C’est maintenant qu’on entre dans le vif du sujet. Après un mois ou presque de négociations, c’est-à-dire de théâtre, de bluff de vraies tensions et de contre bluff, la Grèce et les dix-huit autres pays de la zone euro sont bien évidemment arrivés, vendredi soir, au compromis que leur imposait leur commun besoin d’en trouver un.

La Grèce a obtenu que l’aide financière dont elle bénéficie soit prolongée de quatre mois. Elle devra en échange présenter d’ici ce soir les mesures et réformes qu’elle entend prendre pour continuer à réduire sa dette publique. Ces propositions seront examinées demain par les ministres des Finances de l’eurozone et, pour peu qu’ils les approuvent et qu’il n’y ait pas ensuite de difficultés avec ceux des Parlements nationaux qui auront leur mot à dire - notamment le Bundestag allemand - c’est alors que la nouvelle gauche grecque devra faire ses preuves.

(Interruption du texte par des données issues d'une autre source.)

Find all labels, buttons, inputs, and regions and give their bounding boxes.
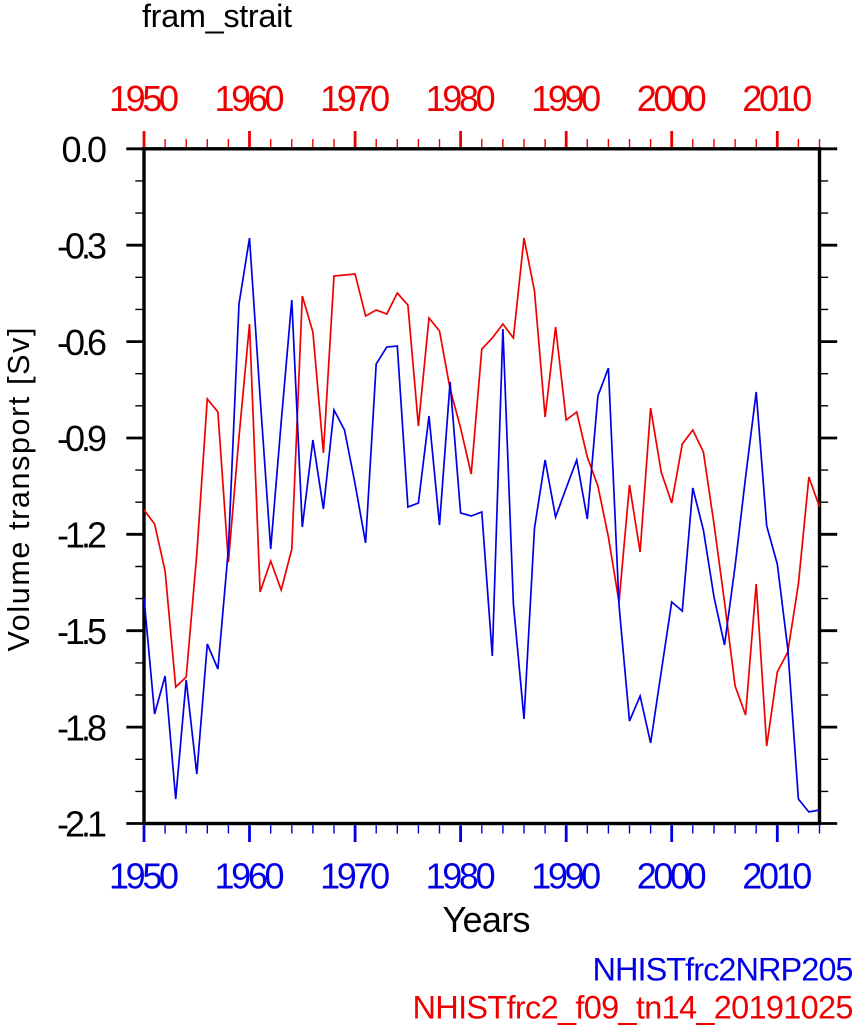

Elle devra prouver qu’il est vraiment possible, comme elle l’affirme, de remettre l’économie nationale sur pied au prix de moins de violence sociale, en ne coupant plus à la hache dans les salaires, les retraites et les dépenses publiques mais en redonnant, au contraire, assez de pouvoir d’achat à la population pour relancer la croissance et diminuer le poids de la dette. Alexis Tsipras et Syriza, son parti, veulent appuyer ce tournant politique sur une rationalisation de l’appareil d’Etat - des réductions d’effectifs là où ils sont trop nombreux et des embauches là où il y a manque de fonctionnaires - et doter, surtout, leur pays de véritables services fiscaux à même de traquer la fraude et de faire rentrer les impôts ce qui serait, de fait, une contribution majeure au rétablissement des comptes publics.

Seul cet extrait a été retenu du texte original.